Question

In 1982 the U.S. Mint stopped making copper pennies and began phasing in pennies made of zinc plated with a thin layer of copper. If a 1990 penny weighs \(2.554 \mathrm{~g}\) and contains \(2.490 \mathrm{~g}\) zinc, what is the percent of copper in the coin?

Short answer

The penny is approximately 2.51% copper.

Step-by-step solution

Understand the Problem

We begin by identifying the known values. The total mass of a 1990 penny is given as \(2.554\, \text{g}\) and it contains \(2.490\, \text{g}\) of zinc. We are tasked with finding out the percent of copper in the penny.
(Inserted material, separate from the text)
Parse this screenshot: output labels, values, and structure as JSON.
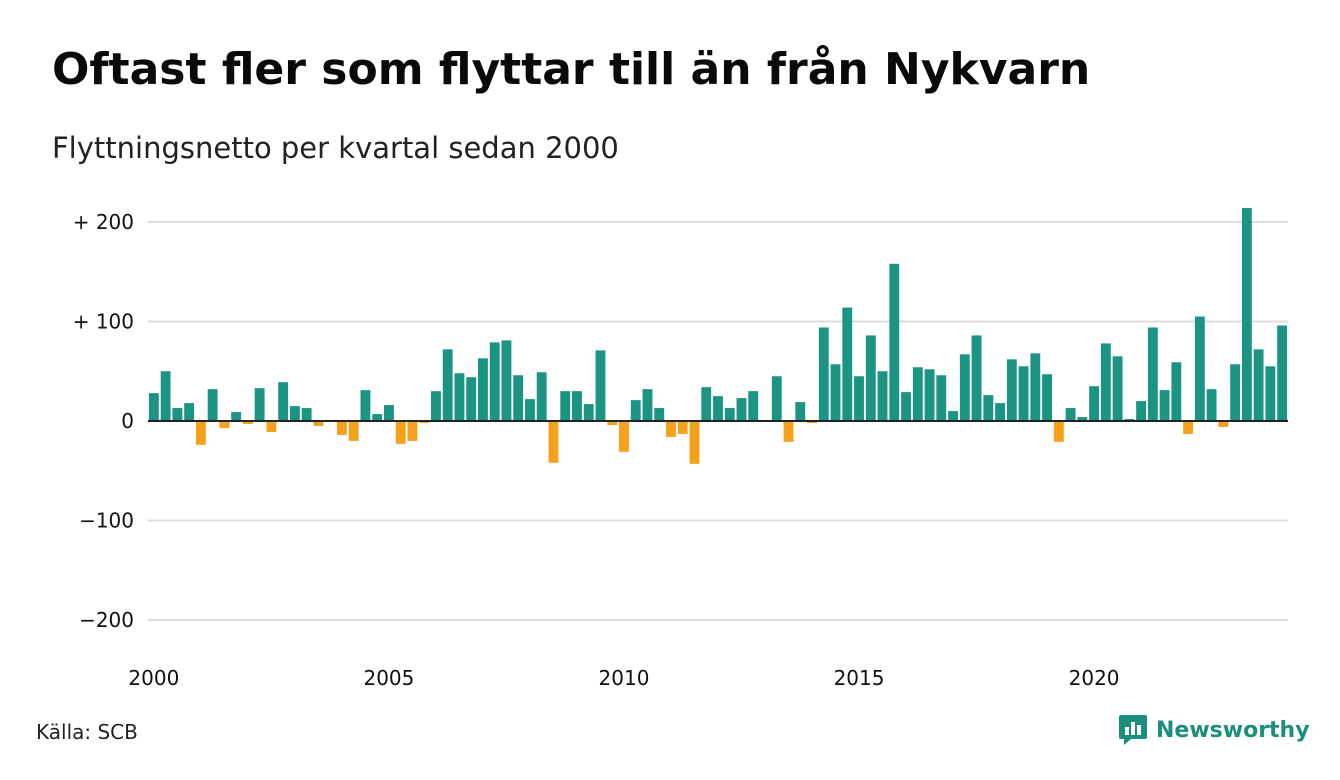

Calculate the Mass of Copper

Subtract the mass of zinc from the total mass of the penny to find the mass of copper. The equation is: \(\text{mass of copper} = \text{total mass} - \text{mass of zinc}\). This gives us \(\text{mass of copper} = 2.554\, \text{g} - 2.490\, \text{g} = 0.064\, \text{g}\).

Calculate the Percent of Copper

The percentage of copper is calculated by dividing the mass of copper by the total mass of the penny and then multiplying by 100. So, \(\text{percent of copper} = \left(\frac{0.064}{2.554}\right) \times 100\).

Perform the Calculation

Perform the calculation: \(\left(\frac{0.064}{2.554}\right) \times 100 \approx 2.51\%\). This tells us that \(2.51\%\) of the penny is made of copper.

Key concepts

Mass Calculation

Mass calculation is a fundamental skill in chemistry and physical sciences. It involves determining the weight of different components within a compound or object.
For the 1990 penny, we start with the total mass and the mass of the zinc component. The total mass of the penny is given as 2.554 grams. The zinc within this penny weighs 2.490 grams.
To find the remaining mass, which is copper in this context, we simply subtract the zinc's mass from the total mass:

• Total mass = 2.554 grams
• Mass of zinc = 2.490 grams

So, the calculation is straightforward: \( \text{Mass of copper} = 2.554 - 2.490 = 0.064 \text{ grams} \).
This subtraction gives us the weight of the copper component in the penny. Understanding this step is essential because it serves as a basis for further calculations, like determining percentage composition.

Copper Content in Alloys

The copper content in alloys, such as those used in post-1982 pennies, can be quantified using the percent composition technique. This is important when analyzing the composition of various metal products.
In our example, the 1990 penny is an alloy primarily composed of zinc with a small percentage of copper. Once the mass of copper is known, which is 0.064 grams as calculated previously, determining its percentage in the overall penny is the next step.
The key formula here is:

• \( \text{Percent of copper} = \left( \frac{\text{Mass of copper}}{\text{Total mass of penny}} \right) \times 100 \)

Applying this to our numbers gives us: \( \left( \frac{0.064}{2.554} \right) \times 100 \approx 2.51\% \).
This calculation indicates that 2.51% of the penny's mass is copper. This concept helps understand the proportion of different metals in an alloy, which is crucial for various manufacturing and recycling processes.

Zinc Penny Composition

Understanding the composition of zinc pennies involves analyzing the different materials that make up these coins. Post-1982 pennies demonstrate a shift in composition due to economic reasons.
Originally made predominantly from copper, the change to zinc cores with copper plating reflected the need to reduce costs while maintaining functionality.
Zinc pennies consist of two main layers:

• A core that is largely made of zinc (making up the majority of the penny's mass).
• A thin outer layer of copper that does not significantly alter the penny's mass.

The transition from copper to zinc pennies underscored the importance of using more economical materials without sacrificing quality.
The knowledge of different metal compositions, particularly knowing that a modern penny is mostly zinc with minimal copper, helps in such calculations and adds to an understanding of shifts in material science based on economic drivers.